The win was Logano’s fourth of the season, his first at Charlotte and the 12th of his career. Most important, however, was this victory gave Logano the “get out of jail free pass” into the Eliminator Round.  Equally important was the $329,873.00 that the team won today!

“Logano’s the only one who’s going to sleep for the next two weeks,” said Martin Truex Jr., who finished third at Charlotte.

Logano echoed those same sentiments!

“This makes Talladega way easier,” Logano said. “I know that’s on everyone’s mind when this round starts, and last year we won Kansas when it was the first race of this round and now we were able to get it this time at Charlotte. We’ll get lots of sleep here the next couple of weeks.”

Logano grabbed his victory one week after Harvick notched a must win at Dover that allowed him to proceed to the Contender Round.

“I think everyone saw how fast he was last week and it probably made a lot of people nervous, but our team kept their heads up and stayed confident,” Logano said. “We know we can beat them. We know we’ve got what we need over here, and our team is as tight-knit as they get.

“I’m proud of them. I couldn’t be more proud of them. We had a lot of money stops today to keep us out front. The pit stops were great and I couldn’t be more proud of what they’re doing right now.”

Kenseth, the polesitter, led 72 laps in the early going before a litany of issues ultimately knocked him out of the race in 42nd place and left him in dire jeopardy of elimination from the Chase.

The coup de grace came on Lap 177 when contact between Kenseth and Ryan Newman sent both cars into the outside wall. Kenseth’s day ended on Lap 240, when his car shot into the Turn 3 wall after blowing a right front tire, the result of suspension damage from the earlier incident.
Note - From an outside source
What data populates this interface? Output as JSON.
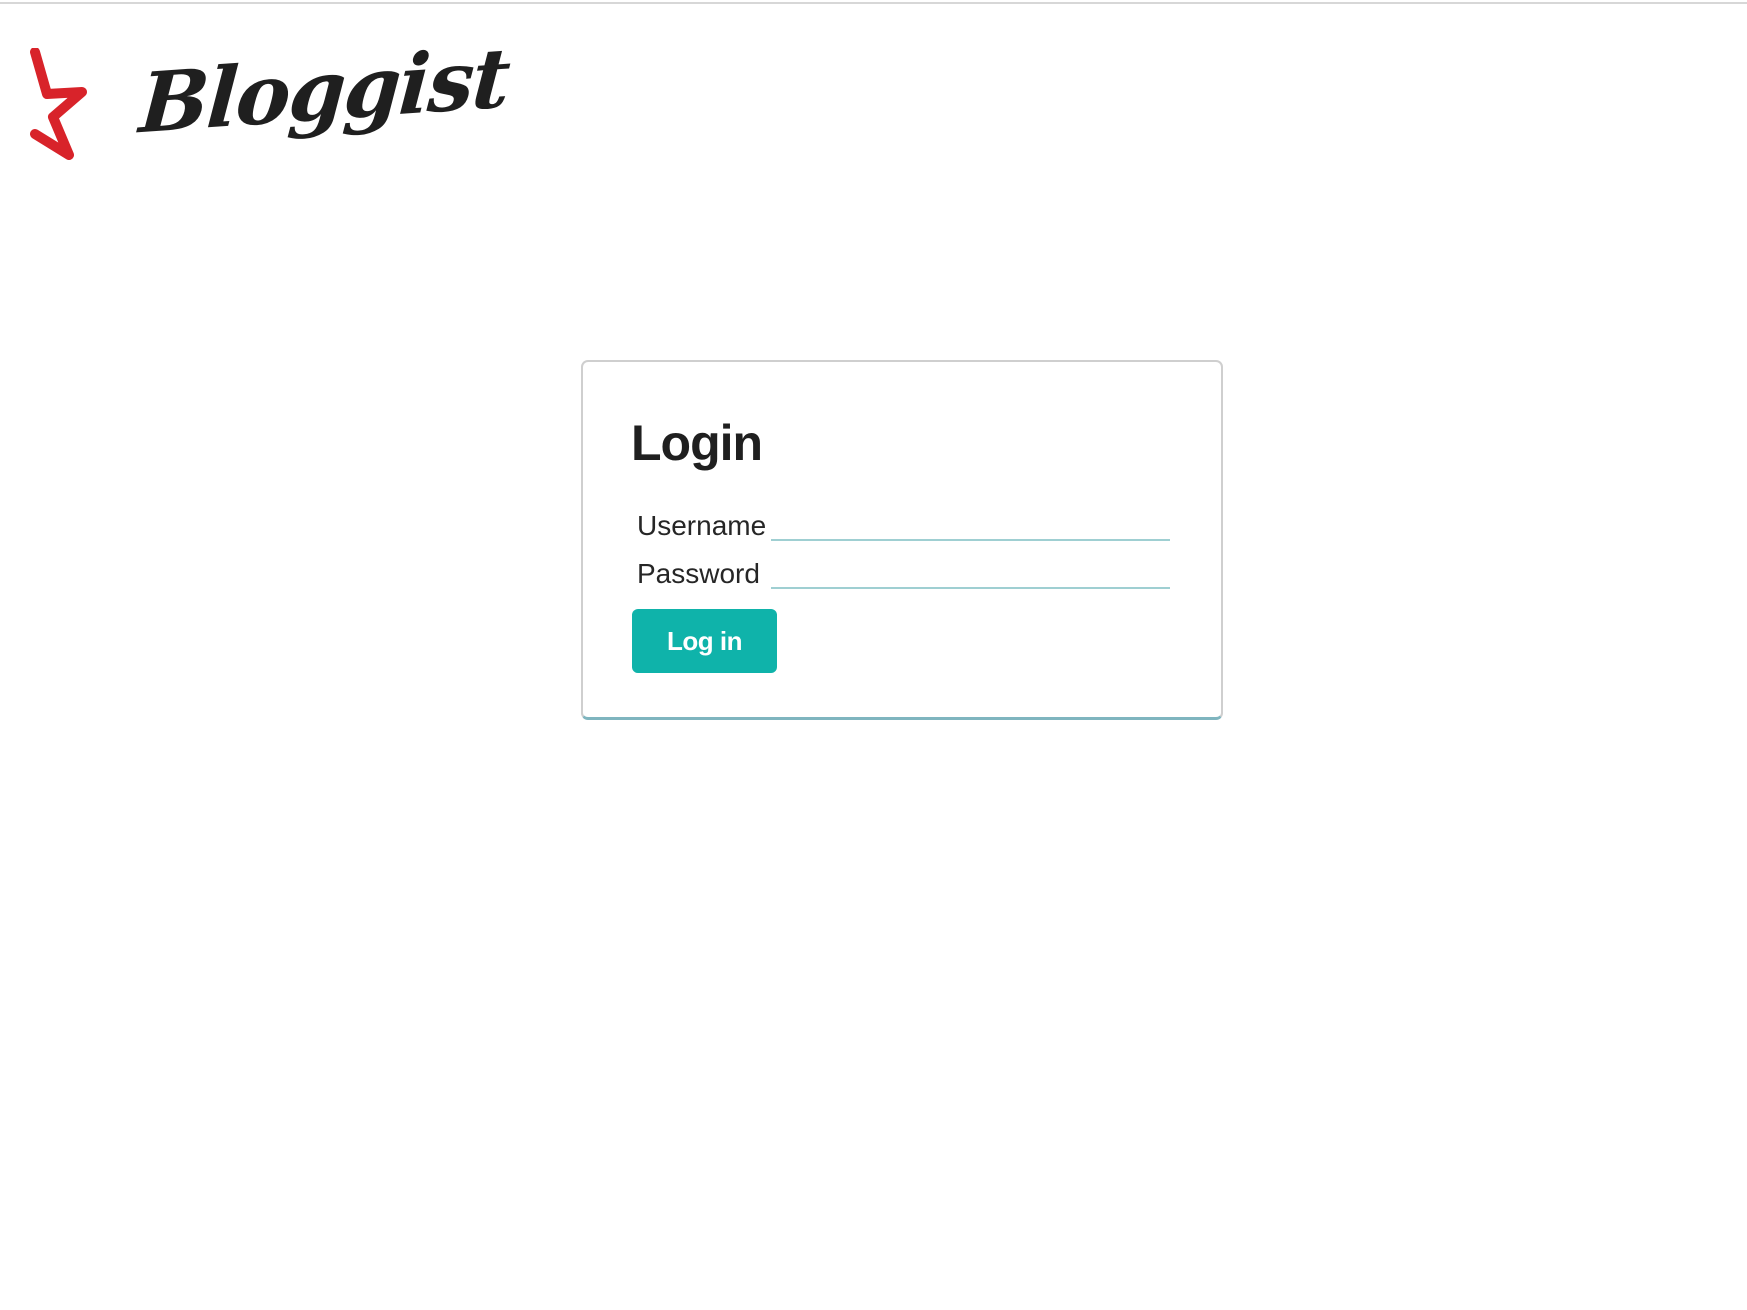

Multiple brushes with the outside wall, the first after contact with Carl Edwards , relegated Earnhardt to a 28th-place finish, four laps down.

Kyle Busch, the final major casualty, was running third under caution when his car collided with Kyle Larson after both made feints near the entrance to pit road. Busch bluffed a pit stop and Larson turned down into the No. 18 Toyota when Busch was trying to steer his car back onto the racing surfaces.

Despite subsequently sliding in a patch of oil and further damaging his car against the outside wall, Busch salvaged a 20th-place finish after the collision, but trails eighth-place Keselowski by 10 points. After the Oct. 25 race at Talladega, the Chase field will be cut from 12 drivers to eight. Newman finished 15th and is ninth in the standings, four points ahead of Busch.

Twelve drivers, six races, one championship, who will be the last man standing?